Hierarchical Spatio-temporal Decoupling for Text-to-Video Generation

Zhiwu Qing,Shiwei Zhang,Jiayu Wang,Xiang Wang,Yujie Wei,Yingya Zhang,Changxin Gao,Nong Sang
2023-12-08
Abstract:Despite diffusion models having shown powerful abilities to generate photorealistic images, generating videos that are realistic and diverse still remains in its infancy. One of the key reasons is that current methods intertwine spatial content and temporal dynamics together, leading to a notably increased complexity of text-to-video generation (T2V). In this work, we propose HiGen, a diffusion model-based method that improves performance by decoupling the spatial and temporal factors of videos from two perspectives, i.e., structure level and content level.

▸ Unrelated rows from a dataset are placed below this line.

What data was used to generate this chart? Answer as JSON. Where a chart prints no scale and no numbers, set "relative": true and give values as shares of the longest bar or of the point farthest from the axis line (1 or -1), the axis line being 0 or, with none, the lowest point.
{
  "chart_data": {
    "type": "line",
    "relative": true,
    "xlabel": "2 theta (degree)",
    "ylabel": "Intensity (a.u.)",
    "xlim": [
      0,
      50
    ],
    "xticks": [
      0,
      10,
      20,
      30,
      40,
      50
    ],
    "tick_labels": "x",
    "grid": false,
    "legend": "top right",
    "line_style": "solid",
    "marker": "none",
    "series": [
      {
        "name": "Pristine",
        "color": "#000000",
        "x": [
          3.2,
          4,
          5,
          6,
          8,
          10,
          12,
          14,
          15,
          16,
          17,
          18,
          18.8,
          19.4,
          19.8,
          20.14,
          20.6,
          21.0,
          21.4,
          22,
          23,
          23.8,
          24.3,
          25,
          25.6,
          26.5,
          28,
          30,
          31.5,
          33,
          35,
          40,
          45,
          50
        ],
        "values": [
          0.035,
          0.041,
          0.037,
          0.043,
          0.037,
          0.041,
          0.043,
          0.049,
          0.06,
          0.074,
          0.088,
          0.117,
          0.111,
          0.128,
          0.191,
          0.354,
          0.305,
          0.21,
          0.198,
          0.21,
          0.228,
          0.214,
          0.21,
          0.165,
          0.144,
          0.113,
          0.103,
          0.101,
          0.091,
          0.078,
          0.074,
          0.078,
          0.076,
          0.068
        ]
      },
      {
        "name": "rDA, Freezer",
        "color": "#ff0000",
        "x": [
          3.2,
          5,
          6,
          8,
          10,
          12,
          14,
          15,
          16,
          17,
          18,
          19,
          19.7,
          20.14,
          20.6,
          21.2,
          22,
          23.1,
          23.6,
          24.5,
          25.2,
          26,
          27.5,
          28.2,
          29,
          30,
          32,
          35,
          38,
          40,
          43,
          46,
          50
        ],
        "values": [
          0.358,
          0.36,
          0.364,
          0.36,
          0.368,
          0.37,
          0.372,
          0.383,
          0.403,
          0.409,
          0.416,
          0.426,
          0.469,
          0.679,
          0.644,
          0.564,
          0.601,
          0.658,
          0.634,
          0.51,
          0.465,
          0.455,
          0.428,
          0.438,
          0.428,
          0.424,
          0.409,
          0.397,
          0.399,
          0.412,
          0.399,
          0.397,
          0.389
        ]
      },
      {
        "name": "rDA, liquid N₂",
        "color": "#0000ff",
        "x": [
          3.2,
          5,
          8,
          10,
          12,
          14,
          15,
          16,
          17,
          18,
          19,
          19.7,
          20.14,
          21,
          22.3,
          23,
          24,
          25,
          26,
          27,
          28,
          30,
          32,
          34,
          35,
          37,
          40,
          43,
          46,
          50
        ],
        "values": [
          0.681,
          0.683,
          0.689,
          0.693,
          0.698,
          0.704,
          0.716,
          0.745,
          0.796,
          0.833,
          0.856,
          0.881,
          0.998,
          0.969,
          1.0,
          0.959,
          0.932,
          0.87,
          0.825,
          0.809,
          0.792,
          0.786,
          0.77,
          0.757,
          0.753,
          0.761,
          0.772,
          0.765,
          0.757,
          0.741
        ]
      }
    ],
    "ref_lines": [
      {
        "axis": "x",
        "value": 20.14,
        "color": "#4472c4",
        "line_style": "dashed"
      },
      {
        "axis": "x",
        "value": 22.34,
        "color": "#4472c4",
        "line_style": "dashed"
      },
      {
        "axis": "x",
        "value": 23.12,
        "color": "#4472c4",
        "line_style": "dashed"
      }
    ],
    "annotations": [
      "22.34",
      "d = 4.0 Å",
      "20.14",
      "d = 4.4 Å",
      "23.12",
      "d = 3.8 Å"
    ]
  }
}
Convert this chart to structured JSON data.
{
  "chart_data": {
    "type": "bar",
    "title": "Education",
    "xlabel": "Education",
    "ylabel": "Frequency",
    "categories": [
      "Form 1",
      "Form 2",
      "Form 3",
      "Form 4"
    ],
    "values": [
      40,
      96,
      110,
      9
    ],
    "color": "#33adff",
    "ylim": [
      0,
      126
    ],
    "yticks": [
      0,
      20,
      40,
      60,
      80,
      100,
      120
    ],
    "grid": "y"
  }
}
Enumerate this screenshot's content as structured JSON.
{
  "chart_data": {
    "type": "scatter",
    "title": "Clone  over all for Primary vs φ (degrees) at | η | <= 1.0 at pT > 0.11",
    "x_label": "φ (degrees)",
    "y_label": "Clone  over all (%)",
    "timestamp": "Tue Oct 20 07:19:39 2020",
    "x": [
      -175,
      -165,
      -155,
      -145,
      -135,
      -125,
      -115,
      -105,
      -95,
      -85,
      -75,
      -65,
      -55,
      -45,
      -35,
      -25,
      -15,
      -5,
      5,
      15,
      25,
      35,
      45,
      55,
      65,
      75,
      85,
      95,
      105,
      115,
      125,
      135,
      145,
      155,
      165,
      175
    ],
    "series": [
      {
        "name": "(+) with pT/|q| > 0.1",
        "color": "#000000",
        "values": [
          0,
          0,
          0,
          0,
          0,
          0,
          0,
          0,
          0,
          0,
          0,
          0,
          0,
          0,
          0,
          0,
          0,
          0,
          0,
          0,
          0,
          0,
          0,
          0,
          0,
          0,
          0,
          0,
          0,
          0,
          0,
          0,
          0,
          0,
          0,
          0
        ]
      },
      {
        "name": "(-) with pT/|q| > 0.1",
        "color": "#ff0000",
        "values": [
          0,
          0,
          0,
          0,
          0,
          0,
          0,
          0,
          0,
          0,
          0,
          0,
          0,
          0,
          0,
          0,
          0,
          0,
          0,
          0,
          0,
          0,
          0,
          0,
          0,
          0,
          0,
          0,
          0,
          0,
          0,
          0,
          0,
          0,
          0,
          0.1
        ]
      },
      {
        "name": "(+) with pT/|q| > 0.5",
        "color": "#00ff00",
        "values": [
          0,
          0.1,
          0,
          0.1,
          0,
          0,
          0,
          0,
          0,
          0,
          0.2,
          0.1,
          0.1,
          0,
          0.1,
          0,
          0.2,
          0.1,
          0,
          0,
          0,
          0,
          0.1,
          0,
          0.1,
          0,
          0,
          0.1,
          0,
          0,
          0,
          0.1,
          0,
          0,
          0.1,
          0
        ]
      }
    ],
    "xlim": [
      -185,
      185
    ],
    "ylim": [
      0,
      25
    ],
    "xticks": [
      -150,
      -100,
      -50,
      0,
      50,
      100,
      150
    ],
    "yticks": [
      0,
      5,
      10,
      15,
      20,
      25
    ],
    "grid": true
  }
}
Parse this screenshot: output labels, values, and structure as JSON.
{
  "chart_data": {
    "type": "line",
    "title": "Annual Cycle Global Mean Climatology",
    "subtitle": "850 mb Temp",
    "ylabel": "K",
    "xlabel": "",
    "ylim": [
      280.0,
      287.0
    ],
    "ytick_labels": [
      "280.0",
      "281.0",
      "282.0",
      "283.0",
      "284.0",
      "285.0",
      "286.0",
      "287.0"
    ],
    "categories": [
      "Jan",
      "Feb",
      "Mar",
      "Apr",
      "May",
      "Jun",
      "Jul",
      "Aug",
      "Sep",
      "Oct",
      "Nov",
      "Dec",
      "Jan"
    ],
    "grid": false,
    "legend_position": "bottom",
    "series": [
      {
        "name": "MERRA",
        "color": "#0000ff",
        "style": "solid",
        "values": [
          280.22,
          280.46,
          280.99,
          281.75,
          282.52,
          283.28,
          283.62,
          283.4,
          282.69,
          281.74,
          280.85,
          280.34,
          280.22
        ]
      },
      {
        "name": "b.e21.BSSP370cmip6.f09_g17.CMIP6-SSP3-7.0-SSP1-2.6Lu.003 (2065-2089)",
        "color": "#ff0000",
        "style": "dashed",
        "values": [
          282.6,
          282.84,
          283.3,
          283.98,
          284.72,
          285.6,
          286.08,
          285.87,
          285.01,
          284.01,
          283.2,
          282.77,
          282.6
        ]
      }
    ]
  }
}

At the structure level, we decompose the T2V task into two steps, including spatial reasoning and temporal reasoning, using a unified denoiser. Specifically, we generate spatially coherent priors using text during spatial reasoning and then generate temporally coherent motions from these priors during temporal reasoning. At the content level, we extract two subtle cues from the content of the input video that can express motion and appearance changes, respectively. These two cues then guide the model's training for generating videos, enabling flexible content variations and enhancing temporal stability. Through the decoupled paradigm, HiGen can effectively reduce the complexity of this task and generate realistic videos with semantics accuracy and motion stability. Extensive experiments demonstrate the superior performance of HiGen over the state-of-the-art T2V methods.
Computer Vision and Pattern Recognition
What problem does this paper attempt to address?
The problem this paper attempts to address is: how to generate videos that are both realistic and diverse, particularly in the context of text-to-video generation (T2V). Although existing diffusion models demonstrate strong capabilities in generating realistic images, they still face challenges in producing videos that are both realistic and diverse. A key reason is that current methods intertwine spatial content and temporal dynamics, significantly increasing the complexity of the text-to-video generation task. Therefore, the paper proposes the HiGen method, which aims to improve performance by decoupling the spatial and temporal factors of videos from both structural and content perspectives. Specifically, the challenges mentioned in the paper include: 1. **Intertwining of spatial and temporal factors**: Existing methods typically mix spatial content and temporal dynamics, increasing the task's complexity. 2. **Quality issues in video generation**: Current T2V methods either perform well in dynamics but have low spatial quality (e.g., ModelScopeT2V) or excel in spatial quality but lack dynamic changes (e.g., Gen-2). 3. **Complex distribution of high-dimensional data**: The high dimensionality and complex distribution of video data make it very difficult to directly generate high-quality videos. To address these challenges, the HiGen method improves the T2V task in the following ways: - **Structural decoupling**: The T2V task is decomposed into two steps: spatial reasoning and temporal reasoning, using a unified denoiser. First, spatially consistent priors are generated based on the text, and then temporally consistent motions are generated from these priors. - **Content decoupling**: Two subtle cues are extracted from the content of the input video, expressing changes in motion and appearance, respectively. These cues are used to guide the model's training, enabling flexible content variation and enhanced temporal stability. Through this hierarchical decoupling approach, HiGen effectively reduces the task's complexity and generates realistic videos with semantic accuracy and motion stability. Experimental results show that HiGen outperforms existing T2V methods on multiple metrics.